Start-up company Dronedek is branding a mailbox intended for drone delivery

“Consumers want better and faster delivery that drones and other autonomous devices can provide, so much that they’re willing to pay more for it,” says Dan O’Toole, founder and chief executive officer of Dronedek. “The most interesting finding we gathered from the Propeller Insights/Smarty survey is that we solve all of the concerns consumers raised.” 

Dronedek an Indianapolis, Indiana based start-up company that has raised over US$7.1M is one of the first companies in the world to focus on package security for traditional and autonomous delivery methods and have patented what they call the “mailbox of the future,” designed for secure, reliable, and accurate delivery by drone or other means. They help make sure those deliveries get to the intended addresses by giving delivery services a better identifiable delivery address. Plus, the item is delivered to a secure box that only the intended recipient can access, so there’s no opportunity for theft or delivery to the wrong address.

How Dronedek would work

Virginia Tech reported in 2021 that roughly 90% of the people surveyed had positive feelings about drone delivery. The same percentage reported that they were likely to use drone delivery, and half of the respondents felt that they like drones being used for package delivery more than for other purposes.

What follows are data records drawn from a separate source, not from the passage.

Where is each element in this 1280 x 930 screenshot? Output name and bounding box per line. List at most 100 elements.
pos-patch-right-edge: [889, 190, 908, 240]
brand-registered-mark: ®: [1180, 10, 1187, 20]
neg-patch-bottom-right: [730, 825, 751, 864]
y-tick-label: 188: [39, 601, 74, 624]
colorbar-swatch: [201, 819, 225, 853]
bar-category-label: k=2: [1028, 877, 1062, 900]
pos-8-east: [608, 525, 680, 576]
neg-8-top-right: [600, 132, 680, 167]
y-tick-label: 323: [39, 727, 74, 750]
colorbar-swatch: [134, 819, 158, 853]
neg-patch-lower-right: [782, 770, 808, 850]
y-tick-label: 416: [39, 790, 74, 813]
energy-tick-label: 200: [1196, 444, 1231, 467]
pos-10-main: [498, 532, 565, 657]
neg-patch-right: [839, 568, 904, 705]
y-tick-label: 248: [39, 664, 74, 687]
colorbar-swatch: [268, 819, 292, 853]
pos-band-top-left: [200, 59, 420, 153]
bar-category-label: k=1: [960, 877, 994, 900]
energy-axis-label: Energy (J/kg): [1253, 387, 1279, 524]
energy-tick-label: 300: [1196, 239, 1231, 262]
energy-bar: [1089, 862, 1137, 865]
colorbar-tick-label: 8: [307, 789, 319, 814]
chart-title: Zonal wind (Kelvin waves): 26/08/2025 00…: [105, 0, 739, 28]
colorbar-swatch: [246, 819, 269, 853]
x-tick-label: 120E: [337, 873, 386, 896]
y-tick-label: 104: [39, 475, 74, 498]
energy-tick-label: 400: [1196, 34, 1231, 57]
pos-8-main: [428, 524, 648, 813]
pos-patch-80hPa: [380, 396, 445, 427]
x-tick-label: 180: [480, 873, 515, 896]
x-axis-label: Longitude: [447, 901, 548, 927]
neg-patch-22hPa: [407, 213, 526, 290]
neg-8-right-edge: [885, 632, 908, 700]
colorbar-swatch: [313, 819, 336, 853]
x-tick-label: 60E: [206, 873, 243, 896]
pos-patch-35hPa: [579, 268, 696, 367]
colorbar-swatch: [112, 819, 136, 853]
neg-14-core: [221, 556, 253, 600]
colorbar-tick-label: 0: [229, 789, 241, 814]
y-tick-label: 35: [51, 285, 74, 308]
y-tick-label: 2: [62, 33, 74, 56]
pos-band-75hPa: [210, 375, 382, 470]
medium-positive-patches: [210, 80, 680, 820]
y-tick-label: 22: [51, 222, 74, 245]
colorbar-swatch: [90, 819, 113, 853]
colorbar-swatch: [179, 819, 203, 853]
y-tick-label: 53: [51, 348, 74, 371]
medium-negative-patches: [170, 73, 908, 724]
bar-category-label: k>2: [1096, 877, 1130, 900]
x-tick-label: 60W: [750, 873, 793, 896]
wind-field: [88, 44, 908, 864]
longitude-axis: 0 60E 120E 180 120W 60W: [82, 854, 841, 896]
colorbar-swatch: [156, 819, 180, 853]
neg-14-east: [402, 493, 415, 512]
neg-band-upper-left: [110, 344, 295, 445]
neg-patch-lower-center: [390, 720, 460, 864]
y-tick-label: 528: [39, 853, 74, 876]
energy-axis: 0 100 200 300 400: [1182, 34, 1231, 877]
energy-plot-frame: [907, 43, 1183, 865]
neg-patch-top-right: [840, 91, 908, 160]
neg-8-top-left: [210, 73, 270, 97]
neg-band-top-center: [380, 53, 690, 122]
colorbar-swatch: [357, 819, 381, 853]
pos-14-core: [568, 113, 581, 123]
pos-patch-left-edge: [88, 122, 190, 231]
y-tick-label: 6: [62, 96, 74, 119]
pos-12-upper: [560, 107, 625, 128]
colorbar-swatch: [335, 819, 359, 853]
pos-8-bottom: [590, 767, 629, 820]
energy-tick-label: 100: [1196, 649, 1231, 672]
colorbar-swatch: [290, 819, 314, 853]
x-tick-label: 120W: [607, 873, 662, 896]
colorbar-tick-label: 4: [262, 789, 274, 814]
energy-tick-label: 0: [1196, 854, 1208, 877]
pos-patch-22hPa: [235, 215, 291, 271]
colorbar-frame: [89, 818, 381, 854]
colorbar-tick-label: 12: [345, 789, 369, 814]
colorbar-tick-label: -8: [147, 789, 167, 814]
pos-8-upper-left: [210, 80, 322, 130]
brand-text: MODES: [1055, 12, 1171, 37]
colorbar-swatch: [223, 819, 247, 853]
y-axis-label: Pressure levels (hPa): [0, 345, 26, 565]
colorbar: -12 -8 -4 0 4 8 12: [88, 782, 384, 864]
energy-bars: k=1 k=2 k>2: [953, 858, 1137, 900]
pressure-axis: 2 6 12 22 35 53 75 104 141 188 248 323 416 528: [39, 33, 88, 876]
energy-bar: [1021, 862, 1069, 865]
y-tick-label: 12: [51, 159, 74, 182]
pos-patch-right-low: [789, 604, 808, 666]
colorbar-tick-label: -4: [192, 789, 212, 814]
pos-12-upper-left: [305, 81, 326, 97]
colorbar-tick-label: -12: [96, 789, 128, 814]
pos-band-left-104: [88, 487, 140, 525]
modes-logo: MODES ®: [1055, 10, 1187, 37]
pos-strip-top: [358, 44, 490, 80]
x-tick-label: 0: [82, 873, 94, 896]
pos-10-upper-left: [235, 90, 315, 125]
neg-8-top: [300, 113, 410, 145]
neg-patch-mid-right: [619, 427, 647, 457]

While consumers like the idea of drone delivery services, they do have some concerns, too. A March 2022 survey conducted online by Propeller Insights, on behalf of Smarty, found that consumers desire better, faster delivery. 48% of respondents said they would pay more money for drone delivery if doing so allowed them to receive their products within an hour.

Some of the concerns that people have, according to the survey, include:

  • Items being ruined by drone travel (51%)
  • Drone failure and non-receipt of packages (58%)
  • Drone delivery to the wrong address (58%)
  • Drone failure and consumers not getting a refund (54%) 
  • Drone leaving items unattended, making it easier for porch bandits to steal packages (54%)

Dronedek is using these findings to promote their service as the company platform minimizes consumer concerns found in the survey. “This survey is another indication that consumers want a better delivery service,” O’Toole said. “Consumers on the ground floor for drone delivery test cases are overwhelmingly positive about the accuracy, speed, and effectiveness of the service.”

The survey showed consumers want a one-hour drone delivery service for a range of items such as food, prescriptions and medications, batteries, smartphones, clothing, COVID tests, alcohol, their paycheck, and baby and children’s products. 

As federal regulators scramble to create regulations to enable ubiquitous drone delivery services, technology continues to improve. Drones can carry heavier packages (the average package delivered in the U.S. today is lighter than five pounds), fly more quietly, and fly longer. Fortune Business Insights estimates the overall drone package delivery space will be worth $51 billion by 2028.